Au cœur des petites bourgades de l’Amérique des années 1930, ravagée par la Grande Dépression, sévit le gang formé par Bonnie Parker et Clyde Barrow, spécialisés dans le braquage de banques…

Quelques spoilers.
 

Bonnie and Clyde m’a presque davantage stimulé en tant que jalon historique, qu’en tant que film tout court.

Je pensais qu’il était considéré comme pionnier du Nouvel Hollywood pour des raisons thématiques – et c’est en partie vrai : le cinéma US reprend ici contact, très visiblement via cette histoire de gangsters des années 30, avec une certaine désillusion typique du pré-code à l’égard du pouvoir et de la loi (le film exprimant maintes fois la complicité des deux criminels avec une Amérique pauvre et populaire, croisée tout au long de leur cavale). J’ai toujours été réticent à la thèse de Thoret selon laquelle le code Hays avait simplement interrompu un mouvement cinématographique plus large commencé dès le parlant en 1930, et repris par le Nouvel Hollywood ensuite ; mais ce film donne incontestablement du crédit à son hypothèse.

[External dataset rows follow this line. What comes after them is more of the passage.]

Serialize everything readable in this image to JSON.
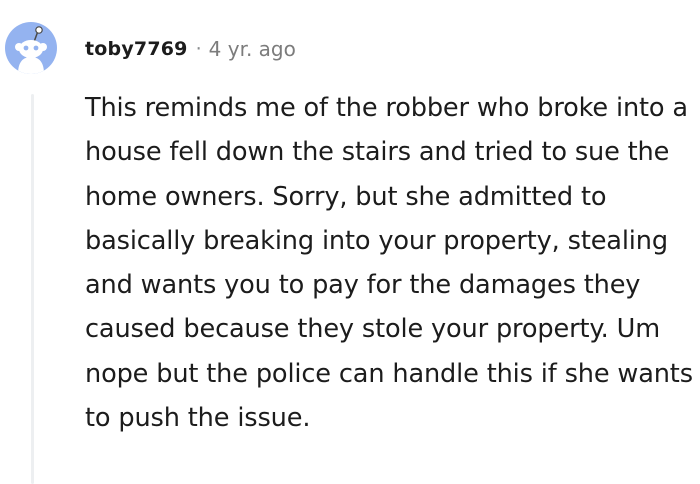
{
  "comment": {
    "author": "toby7769",
    "separator": "·",
    "timestamp": "4 yr. ago",
    "body": "This reminds me of the robber who broke into a house fell down the stairs and tried to sue the home owners. Sorry, but she admitted to basically breaking into your property, stealing and wants you to pay for the damages they caused because they stole your property. Um nope but the police can handle this if she wants to push the issue.",
    "avatar_icon": "snoo-avatar-icon"
  },
  "colors": {
    "avatar_bg": "#94b3f0",
    "text": "#1c1c1c",
    "meta": "#7c7c7c",
    "thread_line": "#edeff1"
  }
}
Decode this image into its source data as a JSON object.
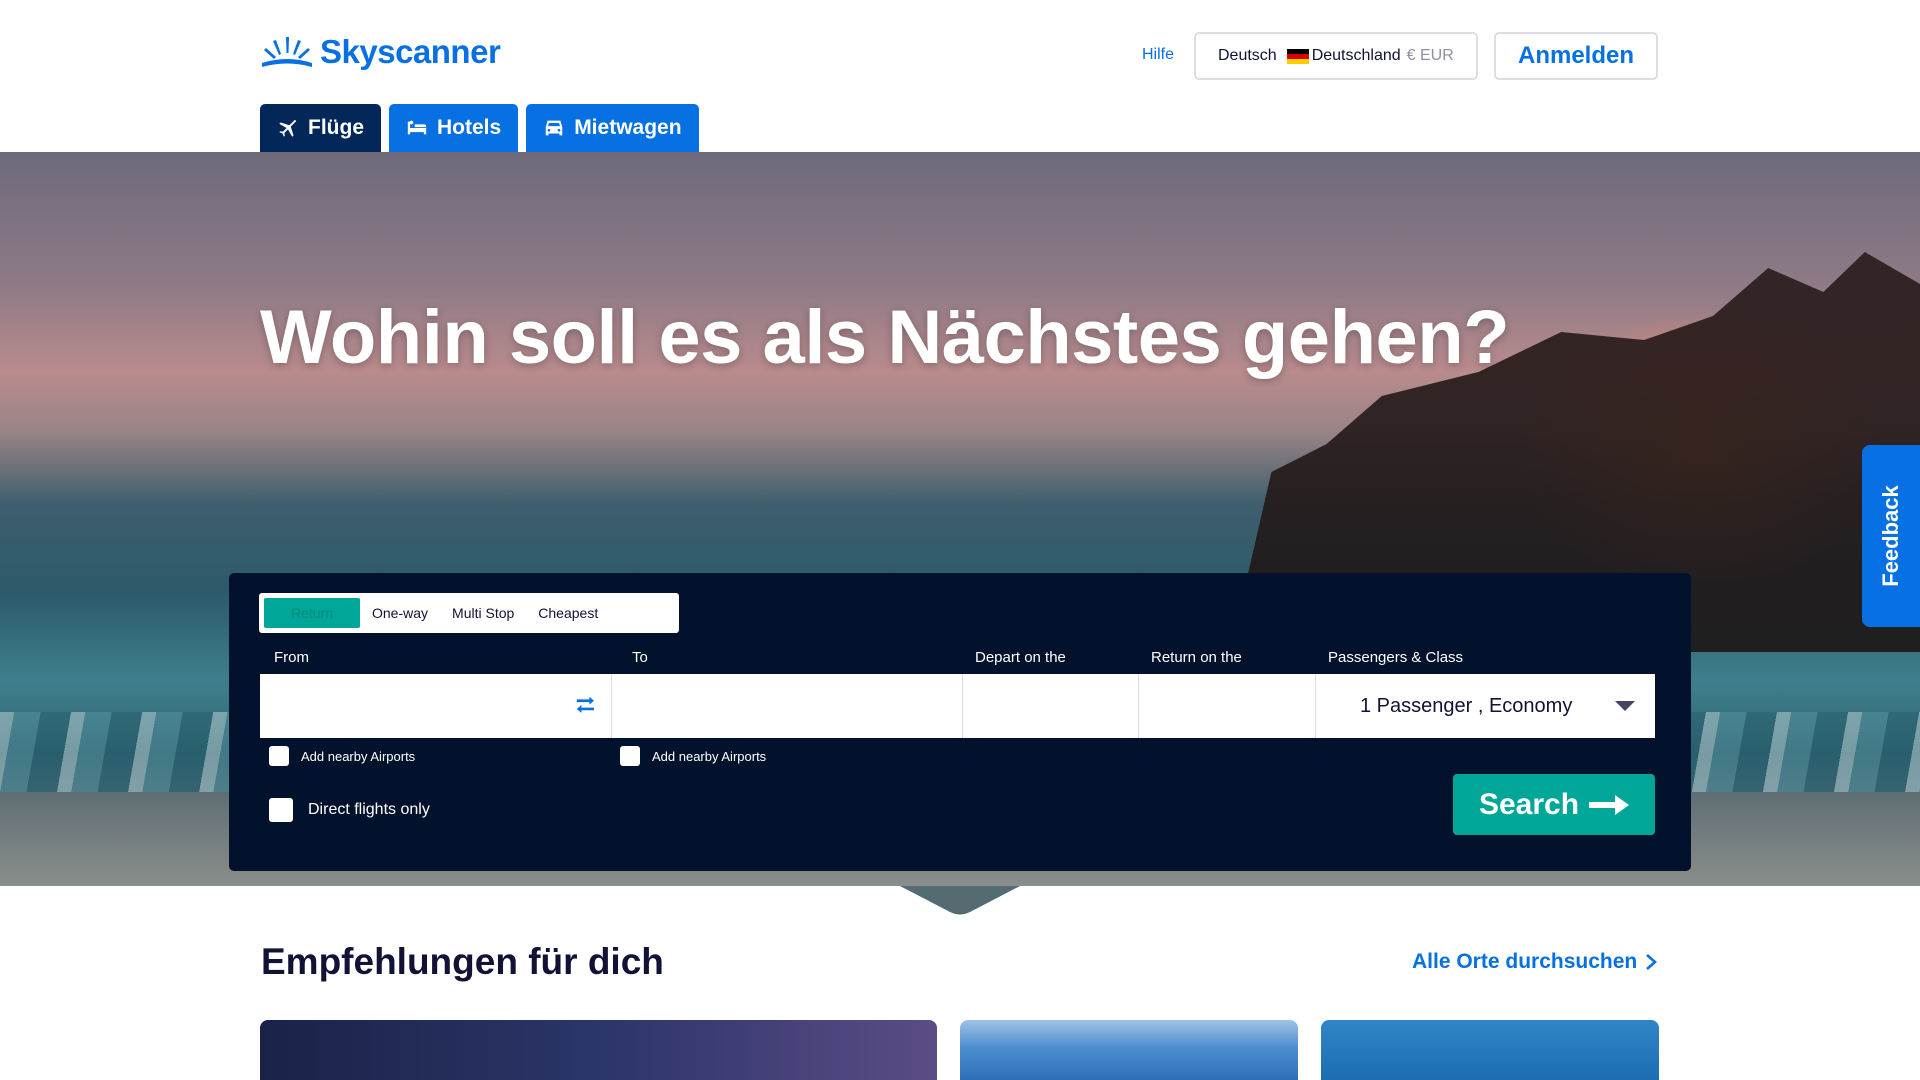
{
  "brand": {
    "name": "Skyscanner",
    "color": "#0770e3"
  },
  "header": {
    "help_label": "Hilfe",
    "locale": {
      "language": "Deutsch",
      "country": "Deutschland",
      "currency": "€ EUR",
      "flag": "germany-flag"
    },
    "login_label": "Anmelden"
  },
  "nav": {
    "tabs": [
      {
        "label": "Flüge",
        "icon": "plane-icon",
        "active": true
      },
      {
        "label": "Hotels",
        "icon": "bed-icon",
        "active": false
      },
      {
        "label": "Mietwagen",
        "icon": "car-icon",
        "active": false
      }
    ]
  },
  "hero": {
    "headline": "Wohin soll es als Nächstes gehen?"
  },
  "search": {
    "trip_types": [
      {
        "label": "Return",
        "active": true
      },
      {
        "label": "One-way",
        "active": false
      },
      {
        "label": "Multi Stop",
        "active": false
      },
      {
        "label": "Cheapest",
        "active": false
      }
    ],
    "labels": {
      "from": "From",
      "to": "To",
      "depart": "Depart on the",
      "return": "Return on the",
      "passengers": "Passengers & Class"
    },
    "values": {
      "from": "",
      "to": "",
      "depart": "",
      "return": ""
    },
    "passengers_value": "1 Passenger , Economy",
    "nearby_label": "Add nearby Airports",
    "direct_label": "Direct flights only",
    "search_label": "Search",
    "accent_color": "#00a698",
    "panel_color": "#02122c"
  },
  "feedback_label": "Feedback",
  "recommendations": {
    "title": "Empfehlungen für dich",
    "link_label": "Alle Orte durchsuchen"
  }
}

Cependant, c’est surtout la manière d’Arthur Penn qui semble ici faire rupture – à l’image de ces meurtres brutaux et soudains (le premier, notamment, est un impact au milieu de la fluide continuité du film), comme autant de déchirures trouvant écho dans les innombrables vitres brisées, leitmotiv visuel des scènes de violence (qui trouveront leur point culminant dans la profanation de ces icônes romantiques, le couple étant sur le tard renvoyé à l’état de corps sanglants).

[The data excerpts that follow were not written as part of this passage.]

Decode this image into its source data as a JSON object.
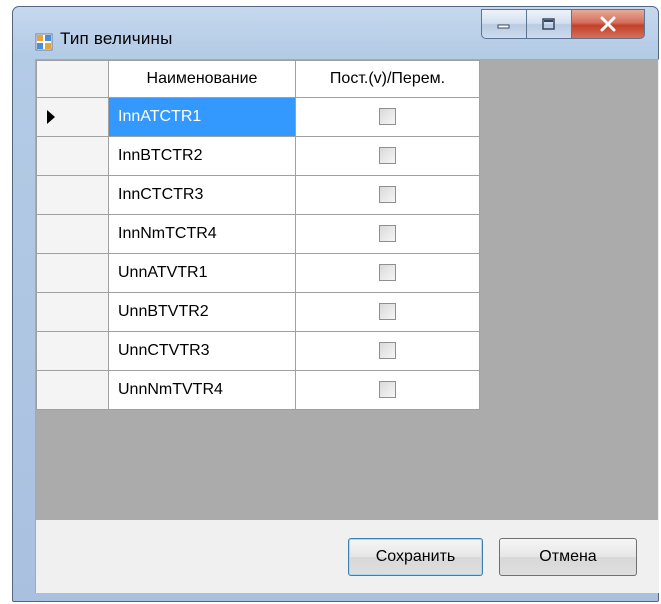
{
  "window": {
    "title": "Тип величины"
  },
  "grid": {
    "columns": [
      "Наименование",
      "Пост.(v)/Перем."
    ],
    "rows": [
      {
        "name": "InnATCTR1",
        "checked": false,
        "selected": true
      },
      {
        "name": "InnBTCTR2",
        "checked": false
      },
      {
        "name": "InnCTCTR3",
        "checked": false
      },
      {
        "name": "InnNmTCTR4",
        "checked": false
      },
      {
        "name": "UnnATVTR1",
        "checked": false
      },
      {
        "name": "UnnBTVTR2",
        "checked": false
      },
      {
        "name": "UnnCTVTR3",
        "checked": false
      },
      {
        "name": "UnnNmTVTR4",
        "checked": false
      }
    ]
  },
  "buttons": {
    "save": "Сохранить",
    "cancel": "Отмена"
  },
  "colors": {
    "selection": "#3399ff",
    "grid_background": "#ababab",
    "close_button": "#c2402a"
  }
}
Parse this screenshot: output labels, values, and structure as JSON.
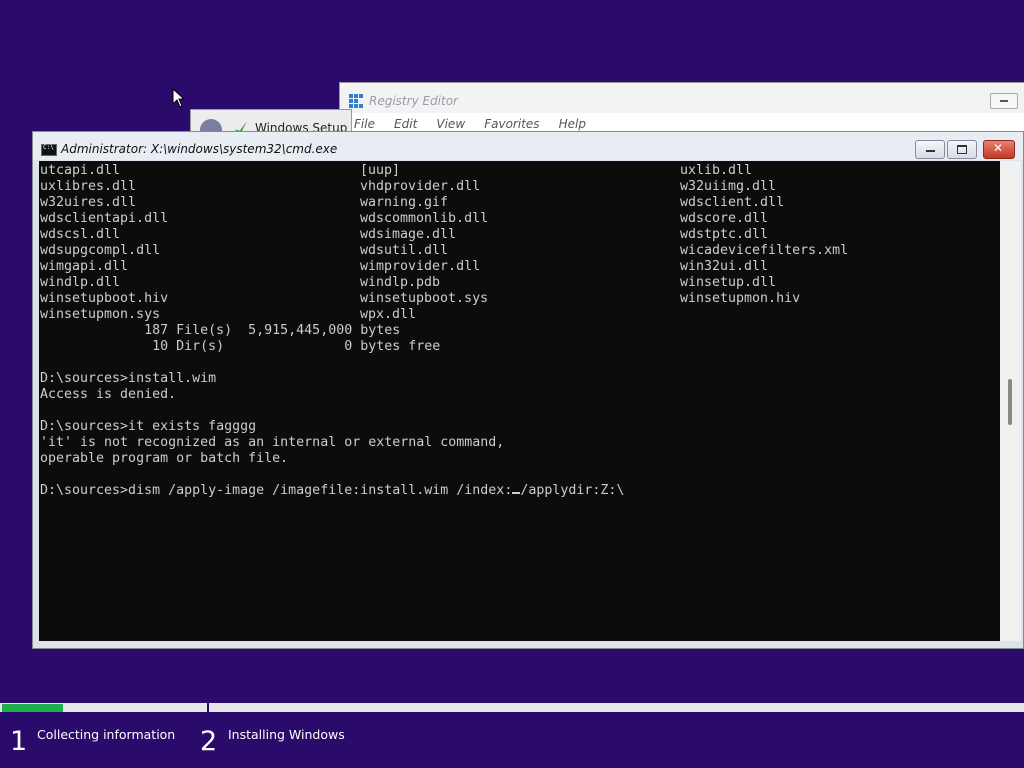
{
  "registry_editor": {
    "title": "Registry Editor",
    "menu": [
      "File",
      "Edit",
      "View",
      "Favorites",
      "Help"
    ]
  },
  "windows_setup": {
    "title": "Windows Setup"
  },
  "cmd": {
    "title": "Administrator: X:\\windows\\system32\\cmd.exe",
    "rows": [
      [
        "utcapi.dll",
        "[uup]",
        "uxlib.dll"
      ],
      [
        "uxlibres.dll",
        "vhdprovider.dll",
        "w32uiimg.dll"
      ],
      [
        "w32uires.dll",
        "warning.gif",
        "wdsclient.dll"
      ],
      [
        "wdsclientapi.dll",
        "wdscommonlib.dll",
        "wdscore.dll"
      ],
      [
        "wdscsl.dll",
        "wdsimage.dll",
        "wdstptc.dll"
      ],
      [
        "wdsupgcompl.dll",
        "wdsutil.dll",
        "wicadevicefilters.xml"
      ],
      [
        "wimgapi.dll",
        "wimprovider.dll",
        "win32ui.dll"
      ],
      [
        "windlp.dll",
        "windlp.pdb",
        "winsetup.dll"
      ],
      [
        "winsetupboot.hiv",
        "winsetupboot.sys",
        "winsetupmon.hiv"
      ],
      [
        "winsetupmon.sys",
        "wpx.dll",
        ""
      ]
    ],
    "summary": [
      "             187 File(s)  5,915,445,000 bytes",
      "              10 Dir(s)               0 bytes free"
    ],
    "session": [
      "",
      "D:\\sources>install.wim",
      "Access is denied.",
      "",
      "D:\\sources>it exists fagggg",
      "'it' is not recognized as an internal or external command,",
      "operable program or batch file.",
      ""
    ],
    "current_command_before_cursor": "D:\\sources>dism /apply-image /imagefile:install.wim /index:",
    "current_command_after_cursor": "/applydir:Z:\\"
  },
  "setup_progress": {
    "progress_fraction": 0.06,
    "steps": [
      {
        "number": "1",
        "label": "Collecting information"
      },
      {
        "number": "2",
        "label": "Installing Windows"
      }
    ]
  },
  "colors": {
    "background": "#2a0a6b",
    "progress": "#1db04a",
    "console_bg": "#0c0c0c",
    "console_text": "#cccccc"
  }
}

C’est plus généralement la sécheresse du film qui lui donne des airs résolument modernes : les habits techniques encore impeccables du Hollywood classique tardif, en ces années 60, sont mis au service d’un regard sans affect, sans lyrisme, du générique d’ouverture froid fait de frénésie médiatique (le défilé des photographies), jusqu’à ce final qui se referme sèchement dès que ses héros ne sont plus là pour voir le monde. La romantisation du couple elle-même est une survivance ambiguë de l’âge d’or d’Hollywood, tordue et questionnée, notamment par les difficultés sexuelles de Clyde – qui sont à la fois l’occasion d’une étude psychologique froide (femme frustrée, bandit à la virilité fragile), et un moyen pour le spectateur d’encore temporairement s’identifier aux personnages et à leurs problèmes, de partager leurs peines et leurs joies1.

C’est sur ce point, ce mélange de dialogue et de rupture avec un Hollywood agonisant, que le film me séduit le plus – nous faisant oublier que tout au long de sa course, malgré tout, il nous aura parfois ennuyé.

Bonnie et Clyde en VF.

 
 

Notes

1 • Parmi les éléments semblant ainsi jouer sur les deux tableaux, on peut aussi citer, moins convaincante, cette musique ostentatoire au banjo liée aux scènes de casses, et qu’on ne sait trop comment prendre (joie partagée des hold-up ? Commentaire ironique, qui commence à dérailler quand les personnages sont blessés ?).